Uma semana depois, o próprio governo grego apresenta uma proposta que parecia, depois do não no referendo, absolutamente irreal. Afinal, Tsipras conseguiu transformar uma demonstração de força do povo grego numa demonstração de alinhamento em tudo e mais algum par de botas que Schauble lhe quis enfiar pelo rabo acima. Como sempre disse que iria acontecer inequivocamente. E daqui para a frente, tudo vai correr como é habitual: os gregos a fingir que fazem e a Europa a fingir que não sabe que os gregos não fazem. Tudo na paz dos anjos e mais 82 mil milhões de euros para deitar à fogueira.
Ao contrário de quase toda a gente que escreveu sobre isto, vou focar-me naquilo que ninguém quer saber, mas que toda a gente sabe.
Tsipras e o Syriza são um bando de covardes. Ao contrário do que os seus defensores dizem, ao considerarem aquela malta com os tomates no sítio por enfrentarem Schauble.

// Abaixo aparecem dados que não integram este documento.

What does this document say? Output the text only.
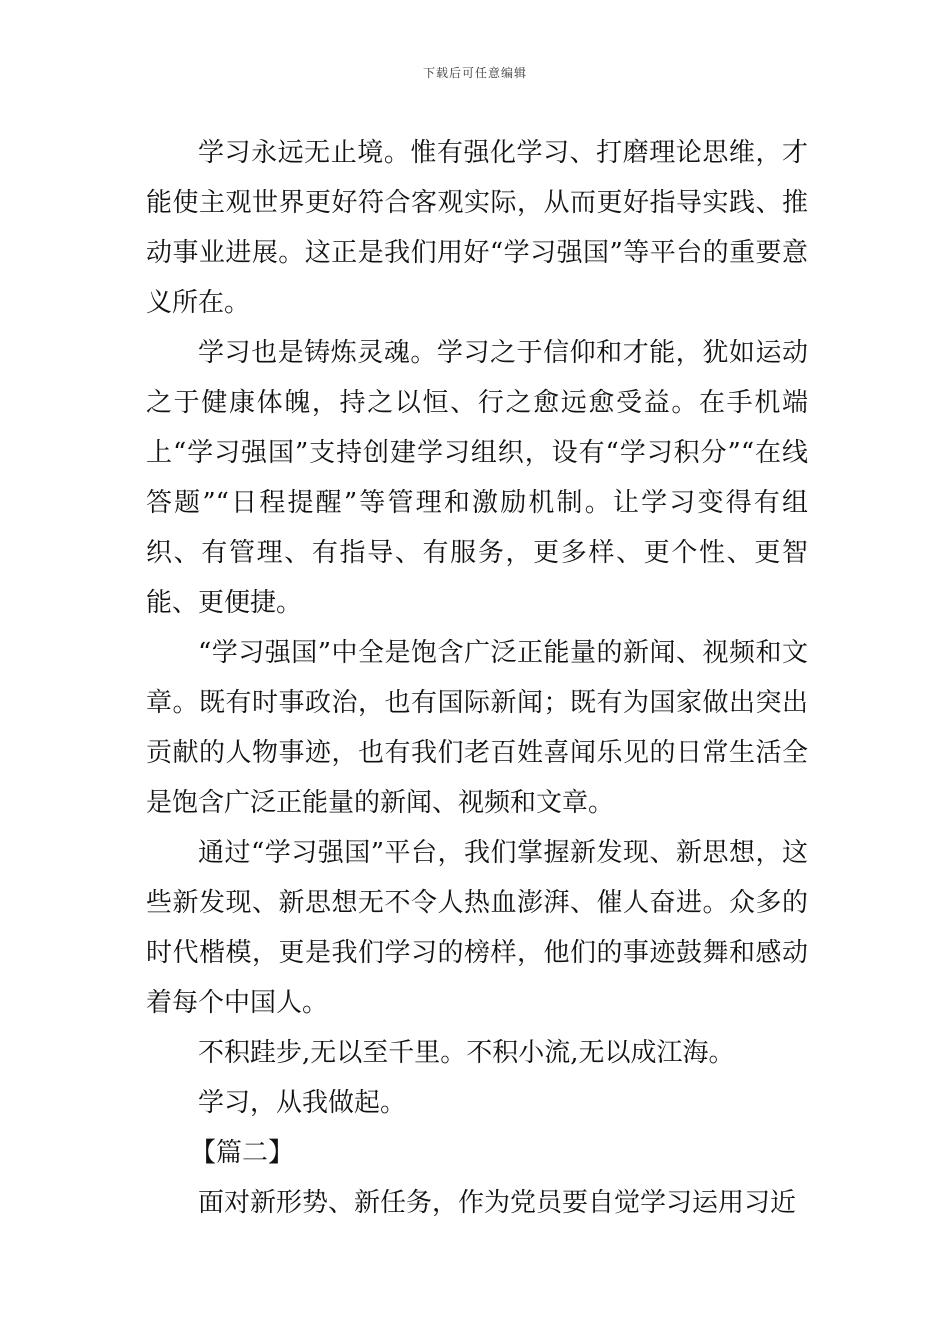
下载后可任意编辑

学习永远无止境。惟有强化学习、打磨理论思维，才能使主观世界更好符合客观实际，从而更好指导实践、推动事业进展。这正是我们用好“学习强国”等平台的重要意义所在。

学习也是铸炼灵魂。学习之于信仰和才能，犹如运动之于健康体魄，持之以恒、行之愈远愈受益。在手机端上“学习强国”支持创建学习组织，设有“学习积分”“在线答题”“日程提醒”等管理和激励机制。让学习变得有组织、有管理、有指导、有服务，更多样、更个性、更智能、更便捷。

“学习强国”中全是饱含广泛正能量的新闻、视频和文章。既有时事政治，也有国际新闻；既有为国家做出突出贡献的人物事迹，也有我们老百姓喜闻乐见的日常生活全是饱含广泛正能量的新闻、视频和文章。

通过“学习强国”平台，我们掌握新发现、新思想，这些新发现、新思想无不令人热血澎湃、催人奋进。众多的时代楷模，更是我们学习的榜样，他们的事迹鼓舞和感动着每个中国人。

不积跬步,无以至千里。不积小流,无以成江海。

学习，从我做起。

【篇二】

面对新形势、新任务，作为党员要自觉学习运用习近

Não, enfrentar Schauble com a certeza de que vão perder mais uma vez não é coragem, é apenas falta de inteligência. A covardia desta gente consiste numa coisa muito simples: ainda acreditam no Pai Natal. Acreditar que esta UE admite que um governo de esquerda possa governar no Euro é simplesmente ingénuo. Não pode. Apenas dois partidos podem ter governos na UE e esses são a extrema-direita e neoliberalismo. Em que se enquadram os três partidos do arco da governação em Portugal. Não são bons nem são maus, nem os estou a acusar de serem isto ou aquilo. É a realidade.

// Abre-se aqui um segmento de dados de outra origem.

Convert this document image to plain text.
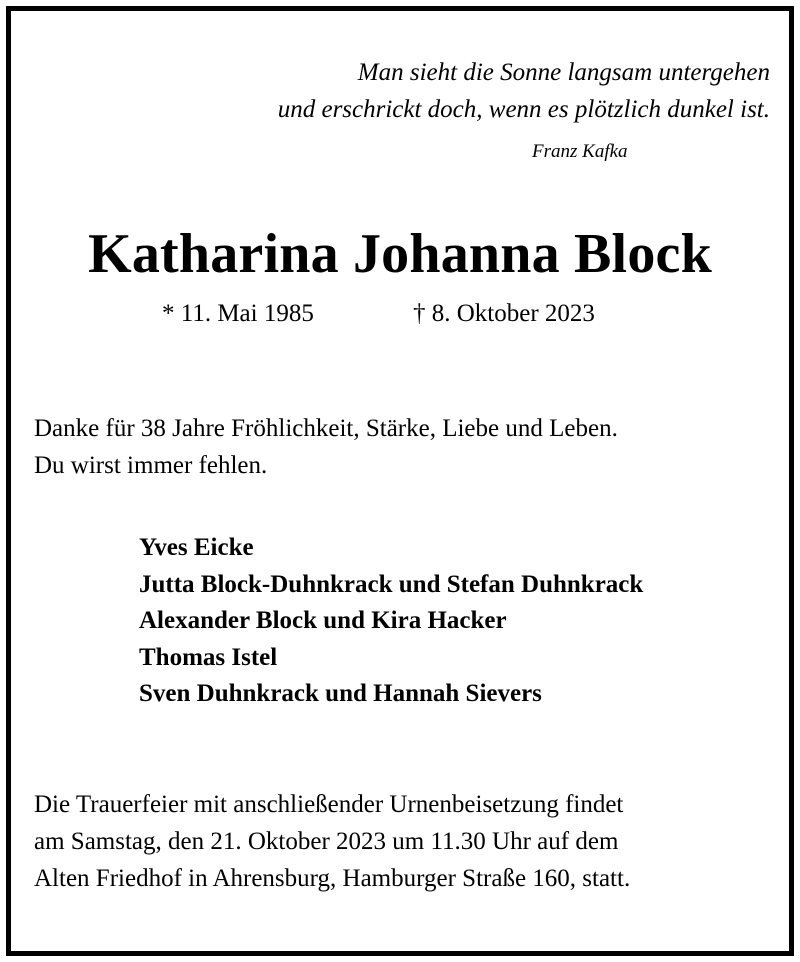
Man sieht die Sonne langsam untergehen
und erschrickt doch, wenn es plötzlich dunkel ist.
Franz Kafka
Katharina Johanna Block
* 11. Mai 1985	† 8. Oktober 2023
Danke für 38 Jahre Fröhlichkeit, Stärke, Liebe und Leben.
Du wirst immer fehlen.
Yves Eicke
Jutta Block-Duhnkrack und Stefan Duhnkrack
Alexander Block und Kira Hacker
Thomas Istel
Sven Duhnkrack und Hannah Sievers
Die Trauerfeier mit anschließender Urnenbeisetzung findet
am Samstag, den 21. Oktober 2023 um 11.30 Uhr auf dem
Alten Friedhof in Ahrensburg, Hamburger Straße 160, statt.
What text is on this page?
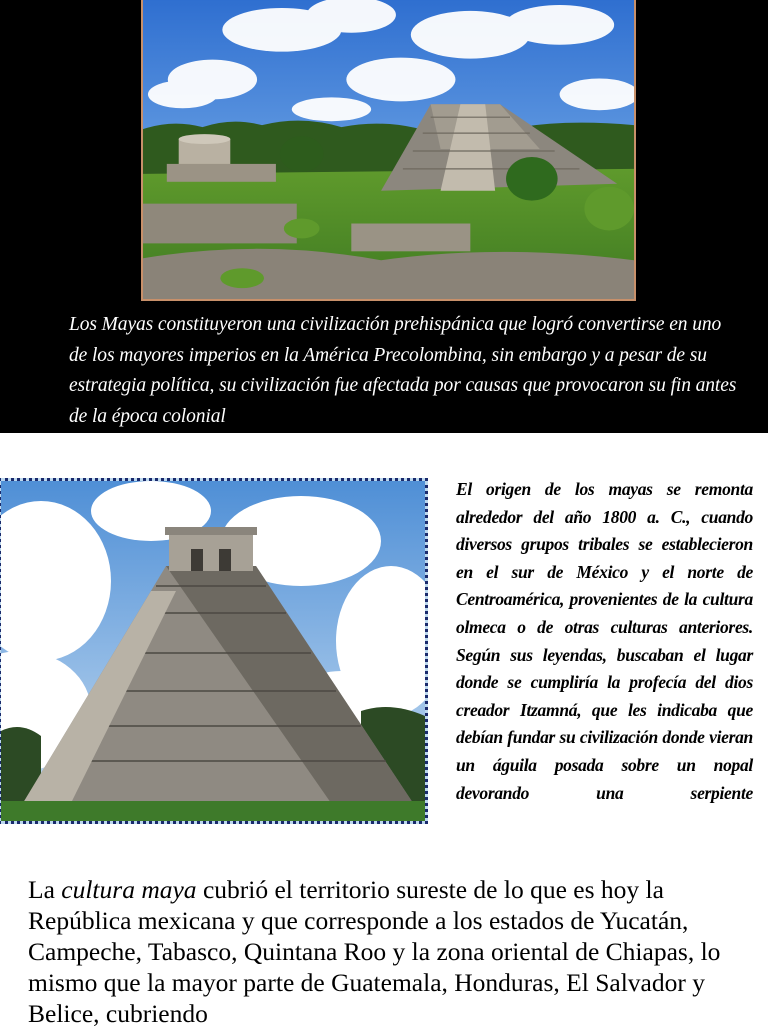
Los Mayas constituyeron una civilización prehispánica que logró convertirse en uno de los mayores imperios en la América Precolombina, sin embargo y a pesar de su estrategia política, su civilización fue afectada por causas que provocaron su fin antes de la época colonial

El origen de los mayas se remonta alrededor del año 1800 a. C., cuando diversos grupos tribales se establecieron en el sur de México y el norte de Centroamérica, provenientes de la cultura olmeca o de otras culturas anteriores. Según sus leyendas, buscaban el lugar donde se cumpliría la profecía del dios creador Itzamná, que les indicaba que debían fundar su civilización donde vieran un águila posada sobre un nopal devorando una serpiente

La cultura maya cubrió el territorio sureste de lo que es hoy la República mexicana y que corresponde a los estados de Yucatán, Campeche, Tabasco, Quintana Roo y la zona oriental de Chiapas, lo mismo que la mayor parte de Guatemala, Honduras, El Salvador y Belice, cubriendo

O Syriza comete o pecado último contra a esquerda europeia, que é o de enfrentar toda esta crise sem a coragem de dar o murro na mesa de forma definitiva e bater com a porta. Sair do Euro e quiçá da UE. Mas isso requer a preparação de um plano B que, por sua vez e manifestamente, requer coragem efectiva. A coragem que, em Portugal, só vejo um partido ter. Não que seja a favor ou contra a permanência de Portugal no Euro. Isso não está em causa (a propósito, sou contra, e sair é quanto antes). O que está em causa é parar de fingir que tudo está bem quando está tudo mal. E isso, nem Syriza nem partido nenhum tem feito. A saída do euro pode ser catastrófica. Ou não. Ninguém sabe, porque nunca aconteceu.

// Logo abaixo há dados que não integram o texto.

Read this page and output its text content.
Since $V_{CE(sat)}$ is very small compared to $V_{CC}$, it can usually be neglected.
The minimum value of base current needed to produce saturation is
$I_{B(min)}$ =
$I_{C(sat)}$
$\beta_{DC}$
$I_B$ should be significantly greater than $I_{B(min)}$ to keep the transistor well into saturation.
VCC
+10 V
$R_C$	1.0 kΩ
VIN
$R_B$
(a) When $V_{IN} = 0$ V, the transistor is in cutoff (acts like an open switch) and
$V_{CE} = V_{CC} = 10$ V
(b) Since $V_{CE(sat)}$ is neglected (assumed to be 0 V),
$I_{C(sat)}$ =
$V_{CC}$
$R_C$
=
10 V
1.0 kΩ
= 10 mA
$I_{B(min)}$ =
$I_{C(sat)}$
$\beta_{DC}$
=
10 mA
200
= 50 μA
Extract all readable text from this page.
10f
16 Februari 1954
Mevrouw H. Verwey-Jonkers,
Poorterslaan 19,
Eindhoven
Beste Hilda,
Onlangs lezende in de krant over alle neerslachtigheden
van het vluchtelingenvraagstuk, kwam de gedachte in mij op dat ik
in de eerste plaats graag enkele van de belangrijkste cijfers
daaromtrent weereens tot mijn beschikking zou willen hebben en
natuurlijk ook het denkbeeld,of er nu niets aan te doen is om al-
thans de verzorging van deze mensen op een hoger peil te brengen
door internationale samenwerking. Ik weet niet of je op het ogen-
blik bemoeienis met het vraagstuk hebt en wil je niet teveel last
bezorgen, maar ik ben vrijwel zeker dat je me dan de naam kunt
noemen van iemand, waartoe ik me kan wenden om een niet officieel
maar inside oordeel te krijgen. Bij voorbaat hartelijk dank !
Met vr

Ora, como pode a saída do euro ser catastrófica para países como Portugal e Grécia, se o próprio Schauble propôs que a Grécia saísse do euro, pusesse as suas contas em ordem e voltasse daqui a uns cinco anos? Bem, se Schauble pensa que um país pode pôr as contas em ordem fora do euro, depois de ter lá estado… se calhar está-nos a escapar alguma coisa aqui. Por outro lado, a proposta de Schauble só pode ser uma de duas coisas: absolutamente revanchista e o supremo castigo para os gregos, se pensa no descalabro financeiro e económico que a saída do euro pode representar. Ou então, o homem é estúpido como uma porta e provavelmente perdeu mais que a capacidade de locomoção no acidente, pois se a Grécia conseguisse melhorar fora do euro, por que razão iria voltar mais tarde…?
Uma saída do euro era a cartada suprema da Grécia, e só poderia ir por aí, se tivesse coragem. Não teve. Nada que me admire muito nestes pseudo-partidos saídos de plataformas disto e daquilo, desde os insatisfeitos aos defensores do caracol. Uma coisa é discutir as coisas entre croquetes e imitações de caviar e outra é pegar o touro pelos cornos. Por isso, a minha opinião é que o Syriza está infestado de uma data de covardes.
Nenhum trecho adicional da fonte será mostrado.